Doa Untuk Suami

DOA UNTUK SUAMI

 

Sudah seminggu ini yu Kasmi berbaring di rumah sakit karena penyakit yang menurut diagnose dokter ada ketidakberesan pada ginjalnya.  Usia Yu Kasmi belum begitu tua baru sekitar 58 tahun, sedang suaminya kang Karjo 2 tahun lebih tua darinya.  Kang Karjo hidup dengan mengandalkan ketrampilannya memperbaiki alat-alat listrik.  Sebenarnya sudah setahun lebih kang Karjo oleh anakmya yang sulung bekerja di Jakarta, akan dibuatkan kios service listrik yang berada dipinggir jalan, dekat pasar tidak jauh dari rumahnya, agar dirinya tidak lelah keliling satu rumah ke rumah  orang-orang yang membutuhkan jasanya dan mudah dicari karena letaknya cukup strategis.  Tetapi kang Karjo menolak dengan alasan masih kuat mendatangi pelanggan service panggilan, adapaun biaya membuat kios bisa digunakan untuk membiayai adik-adiknya yang masih sekolah.  Anak sulung kang Karjo bernama Parman bekerja di Jakarta sudah agak lama sebagai pengawas produksi pabrik sabun terkenal.  Dia mempunyai  lima orang adik, yaitu Siti yang juga kerja  bareng dengannya, kemudian Jono masih di bangku SMK, dua adik perempuan Nur masih SMP, Ning SD kelas 6 dan si bungsu laki-laki Joko kelas 4 SD.  Keluarga mereka hidup sederhana tetapi selalu mengutamakan kepentingan masa depan anak-anaknya.

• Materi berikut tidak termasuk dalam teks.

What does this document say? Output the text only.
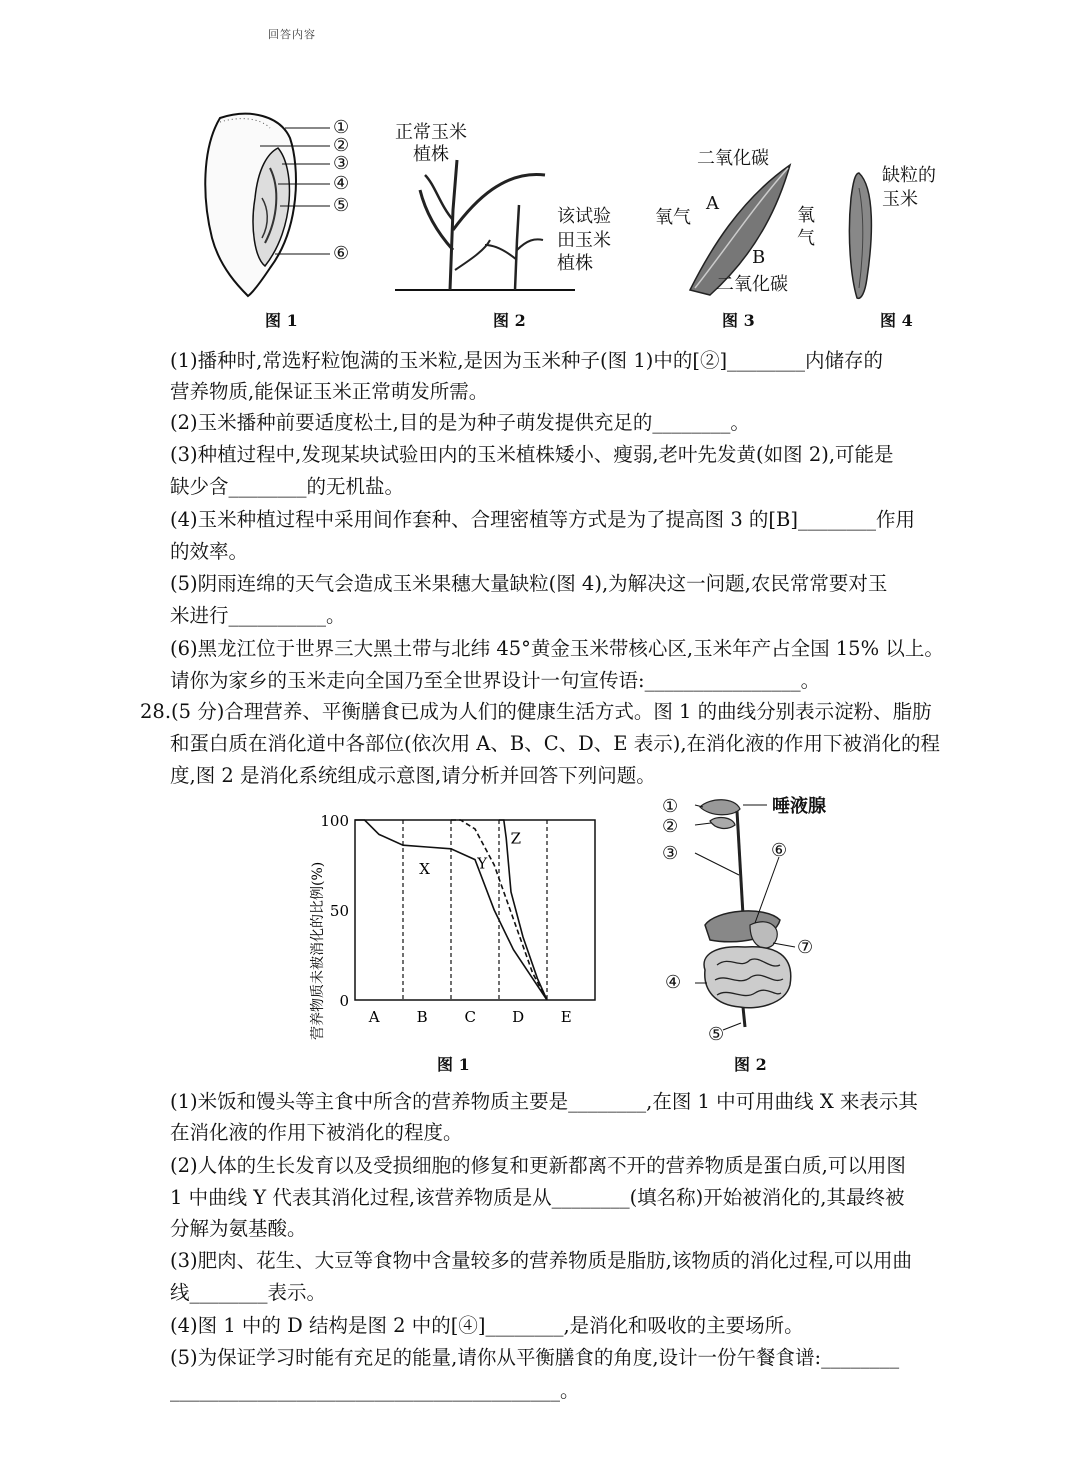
回答内容
①
②
③
④
⑤
⑥
图 1
正常玉米
植株
该试验
田玉米
植株
图 2
二氧化碳
氧气
A
氧
气
B
二氧化碳
图 3
缺粒的
玉米
图 4
(1)播种时,常选籽粒饱满的玉米粒,是因为玉米种子(图 1)中的[②]________内储存的
营养物质,能保证玉米正常萌发所需。
(2)玉米播种前要适度松土,目的是为种子萌发提供充足的________。
(3)种植过程中,发现某块试验田内的玉米植株矮小、瘦弱,老叶先发黄(如图 2),可能是
缺少含________的无机盐。
(4)玉米种植过程中采用间作套种、合理密植等方式是为了提高图 3 的[B]________作用
的效率。
(5)阴雨连绵的天气会造成玉米果穗大量缺粒(图 4),为解决这一问题,农民常常要对玉
米进行__________。
(6)黑龙江位于世界三大黑土带与北纬 45°黄金玉米带核心区,玉米年产占全国 15% 以上。
请你为家乡的玉米走向全国乃至全世界设计一句宣传语:________________。
28.(5 分)合理营养、平衡膳食已成为人们的健康生活方式。图 1 的曲线分别表示淀粉、脂肪
和蛋白质在消化道中各部位(依次用 A、B、C、D、E 表示),在消化液的作用下被消化的程
度,图 2 是消化系统组成示意图,请分析并回答下列问题。
0
50
100
A B C D E
营养物质未被消化的比例(%)	X	Y
Z
图 1
①
②
③	⑥
⑦
④
⑤
唾液腺
图 2
(1)米饭和馒头等主食中所含的营养物质主要是________,在图 1 中可用曲线 X 来表示其
在消化液的作用下被消化的程度。
(2)人体的生长发育以及受损细胞的修复和更新都离不开的营养物质是蛋白质,可以用图
1 中曲线 Y 代表其消化过程,该营养物质是从________(填名称)开始被消化的,其最终被
分解为氨基酸。
(3)肥肉、花生、大豆等食物中含量较多的营养物质是脂肪,该物质的消化过程,可以用曲
线________表示。
(4)图 1 中的 D 结构是图 2 中的[④]________,是消化和吸收的主要场所。
(5)为保证学习时能有充足的能量,请你从平衡膳食的角度,设计一份午餐食谱:________
________________________________________。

Yu Kasmi dan kang Karjo berasal dari keluarga yang sama-sama sederhana.  Sebenarnya dulu hubungan keduanya tidak disetujui oleh orangtua yu Kasmi karena saat itu ada laki-laki lain yang sudah disiapkan oleh orangtuanya dan dianggap cocok untuk menjamin hidupnya.  Namun apa daya, ternyata yu Kasmi sudah terlanjur menambatkan hatinya dan berjanji untuk hidup bersama kang Karjo selamanya.  Saat itu sempat terjadi hubungan yang renggang antara dirinya dengan keluarga karena akhirnya mereka memaksakan diri untuk menikah meski tidak direstui kedua orangtua yu Kasmi.  Selang dua tahun lahirlah si sulung Parman dan mereka memilih hidup pisah rumah dari orangtua dengan alasan agar mandiri, dengan menempati rumah kayu kecil berukuran 9×6 m yang dibelikan oleh orangtua kang Karjo ditambah uang tabungannya selama ini bekerja sebagai service elektronik.  Karena profesinya inilah yang membuat dirinya terus berkeliling di beberapa desa langganannya serta mengantarkan dirinya bertemu dengan yu Kasmi cinta pertama dan terakhirnya.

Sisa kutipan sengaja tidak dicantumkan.